Russia's foreign ministry on Tuesday dismissed charges by the U.S. against three men for their alleged involvement in a Russian spy ring operating in New York City.
The U.S. government on Monday announced criminal charges against three men who are accused of conspiring to gather economic intelligence on behalf of Russia, including information about U.S. sanctions against the country.
Prosecutors said Evgeny Buryakov, Igor Sporyshev and Victor Podobnyy were trying to recruit New York City residents as intelligence sources.
Russia's foreign ministry dismissed the claims and said the United States had not provided any evidence to support the allegations against Buryakov and two other men.

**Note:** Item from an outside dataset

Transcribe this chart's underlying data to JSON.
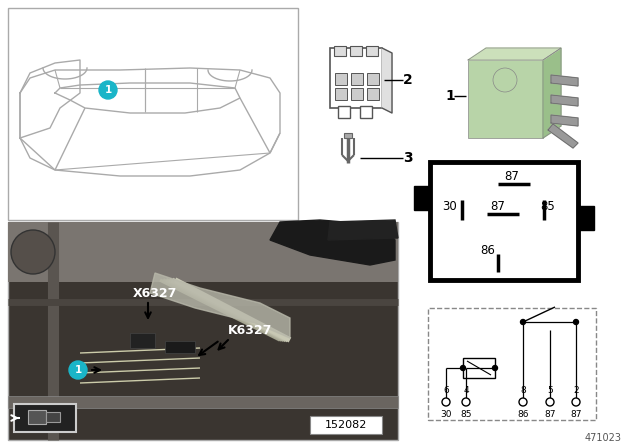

"One gets the impression that the U.S. government has decided to use a favored practice of unleashing passions over espionage," the spokesman, Alexander Lukashevich, said in a statement, demanding the release of Buryakov.
The investigation, which follows the 2010 expulsion of several Russians as spies from the United States and an eventual spy swap, comes with ties between Russia and the United States at their worst since the Cold War over the conflict in Ukraine.

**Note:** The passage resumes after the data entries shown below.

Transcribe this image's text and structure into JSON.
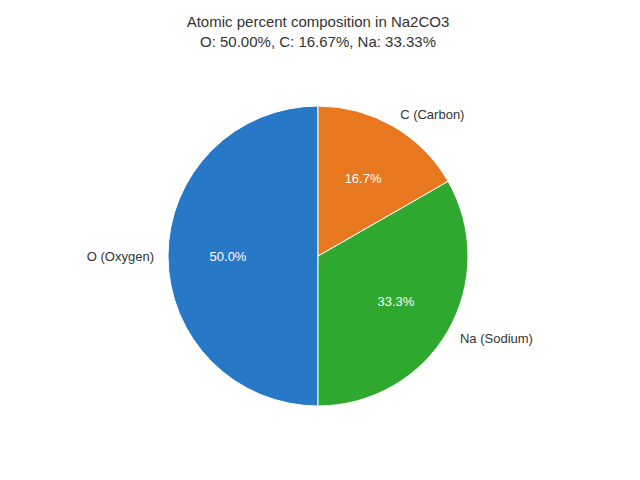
{
  "chart_data": {
    "type": "pie",
    "title": "Atomic percent composition in Na2CO3",
    "subtitle": "O: 50.00%, C: 16.67%, Na: 33.33%",
    "categories": [
      "O (Oxygen)",
      "Na (Sodium)",
      "C (Carbon)"
    ],
    "values": [
      50.0,
      33.3,
      16.7
    ],
    "value_labels": [
      "50.0%",
      "33.3%",
      "16.7%"
    ],
    "colors": [
      "#2878c8",
      "#2ea82e",
      "#e87820"
    ],
    "data_labels": true
  }
}
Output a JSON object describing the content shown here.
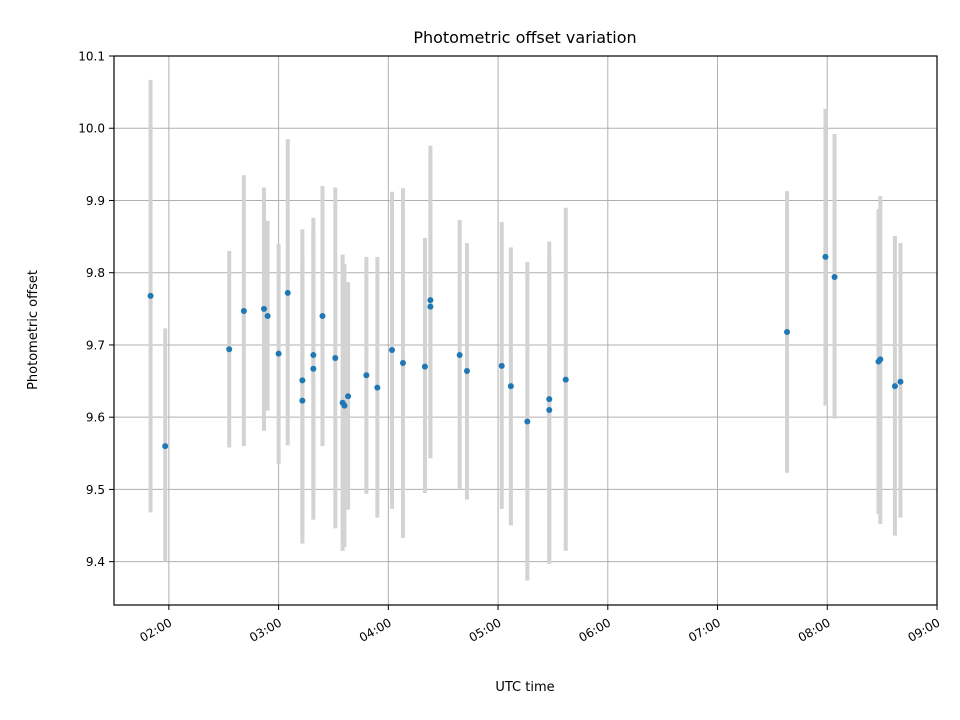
{
  "chart_data": {
    "type": "scatter",
    "title": "Photometric offset variation",
    "xlabel": "UTC time",
    "ylabel": "Photometric offset",
    "x_unit": "UTC time (HH:MM)",
    "xlim": [
      "01:30",
      "09:00"
    ],
    "ylim": [
      9.34,
      10.1
    ],
    "x_ticks": [
      "02:00",
      "03:00",
      "04:00",
      "05:00",
      "06:00",
      "07:00",
      "08:00",
      "09:00"
    ],
    "y_ticks": [
      "9.4",
      "9.5",
      "9.6",
      "9.7",
      "9.8",
      "9.9",
      "10.0",
      "10.1"
    ],
    "x_tick_rotation_deg": 30,
    "grid": true,
    "marker_color": "#1f77b4",
    "errorbar_color": "#d3d3d3",
    "points": [
      {
        "x": "01:50",
        "y": 9.768,
        "ymin": 9.468,
        "ymax": 10.067
      },
      {
        "x": "01:58",
        "y": 9.56,
        "ymin": 9.4,
        "ymax": 9.723
      },
      {
        "x": "02:33",
        "y": 9.694,
        "ymin": 9.558,
        "ymax": 9.83
      },
      {
        "x": "02:41",
        "y": 9.747,
        "ymin": 9.56,
        "ymax": 9.935
      },
      {
        "x": "02:52",
        "y": 9.75,
        "ymin": 9.581,
        "ymax": 9.918
      },
      {
        "x": "02:54",
        "y": 9.74,
        "ymin": 9.609,
        "ymax": 9.872
      },
      {
        "x": "03:00",
        "y": 9.688,
        "ymin": 9.535,
        "ymax": 9.84
      },
      {
        "x": "03:05",
        "y": 9.772,
        "ymin": 9.561,
        "ymax": 9.985
      },
      {
        "x": "03:13",
        "y": 9.651,
        "ymin": 9.43,
        "ymax": 9.86
      },
      {
        "x": "03:13",
        "y": 9.623,
        "ymin": 9.425,
        "ymax": 9.82
      },
      {
        "x": "03:19",
        "y": 9.686,
        "ymin": 9.495,
        "ymax": 9.858
      },
      {
        "x": "03:19",
        "y": 9.667,
        "ymin": 9.458,
        "ymax": 9.876
      },
      {
        "x": "03:24",
        "y": 9.74,
        "ymin": 9.56,
        "ymax": 9.92
      },
      {
        "x": "03:31",
        "y": 9.682,
        "ymin": 9.446,
        "ymax": 9.918
      },
      {
        "x": "03:35",
        "y": 9.62,
        "ymin": 9.415,
        "ymax": 9.825
      },
      {
        "x": "03:36",
        "y": 9.616,
        "ymin": 9.42,
        "ymax": 9.812
      },
      {
        "x": "03:38",
        "y": 9.629,
        "ymin": 9.472,
        "ymax": 9.787
      },
      {
        "x": "03:48",
        "y": 9.658,
        "ymin": 9.494,
        "ymax": 9.822
      },
      {
        "x": "03:54",
        "y": 9.641,
        "ymin": 9.461,
        "ymax": 9.822
      },
      {
        "x": "04:02",
        "y": 9.693,
        "ymin": 9.473,
        "ymax": 9.912
      },
      {
        "x": "04:08",
        "y": 9.675,
        "ymin": 9.433,
        "ymax": 9.917
      },
      {
        "x": "04:20",
        "y": 9.67,
        "ymin": 9.495,
        "ymax": 9.848
      },
      {
        "x": "04:23",
        "y": 9.762,
        "ymin": 9.546,
        "ymax": 9.976
      },
      {
        "x": "04:23",
        "y": 9.753,
        "ymin": 9.543,
        "ymax": 9.964
      },
      {
        "x": "04:39",
        "y": 9.686,
        "ymin": 9.5,
        "ymax": 9.873
      },
      {
        "x": "04:43",
        "y": 9.664,
        "ymin": 9.486,
        "ymax": 9.841
      },
      {
        "x": "05:02",
        "y": 9.671,
        "ymin": 9.473,
        "ymax": 9.87
      },
      {
        "x": "05:07",
        "y": 9.643,
        "ymin": 9.45,
        "ymax": 9.835
      },
      {
        "x": "05:16",
        "y": 9.594,
        "ymin": 9.374,
        "ymax": 9.815
      },
      {
        "x": "05:28",
        "y": 9.625,
        "ymin": 9.405,
        "ymax": 9.843
      },
      {
        "x": "05:28",
        "y": 9.61,
        "ymin": 9.397,
        "ymax": 9.822
      },
      {
        "x": "05:37",
        "y": 9.652,
        "ymin": 9.415,
        "ymax": 9.89
      },
      {
        "x": "07:38",
        "y": 9.718,
        "ymin": 9.523,
        "ymax": 9.913
      },
      {
        "x": "07:59",
        "y": 9.822,
        "ymin": 9.616,
        "ymax": 10.027
      },
      {
        "x": "08:04",
        "y": 9.794,
        "ymin": 9.598,
        "ymax": 9.992
      },
      {
        "x": "08:28",
        "y": 9.677,
        "ymin": 9.466,
        "ymax": 9.888
      },
      {
        "x": "08:29",
        "y": 9.68,
        "ymin": 9.452,
        "ymax": 9.906
      },
      {
        "x": "08:37",
        "y": 9.643,
        "ymin": 9.436,
        "ymax": 9.851
      },
      {
        "x": "08:40",
        "y": 9.649,
        "ymin": 9.461,
        "ymax": 9.841
      }
    ]
  }
}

Washington has already imposed several rounds of sanctions on Russia for annexing the Crimea peninsula from Ukraine in 2014 and backing pro-Russian rebels in eastern Ukraine, targeting Russian financial and energy companies.
"Russian-American ties are going through an extremely complicated period due to Washington's hostilities," said Lukashevich.
Monday's charges stem from Buryakov's alleged covert work on behalf of Russia's foreign intelligence service, the SVR, according to a criminal complaint.
Buryakov, 39, masked this work by posing as a banker for Russia's Vnesheconombank, according to the complaint and the bank's website.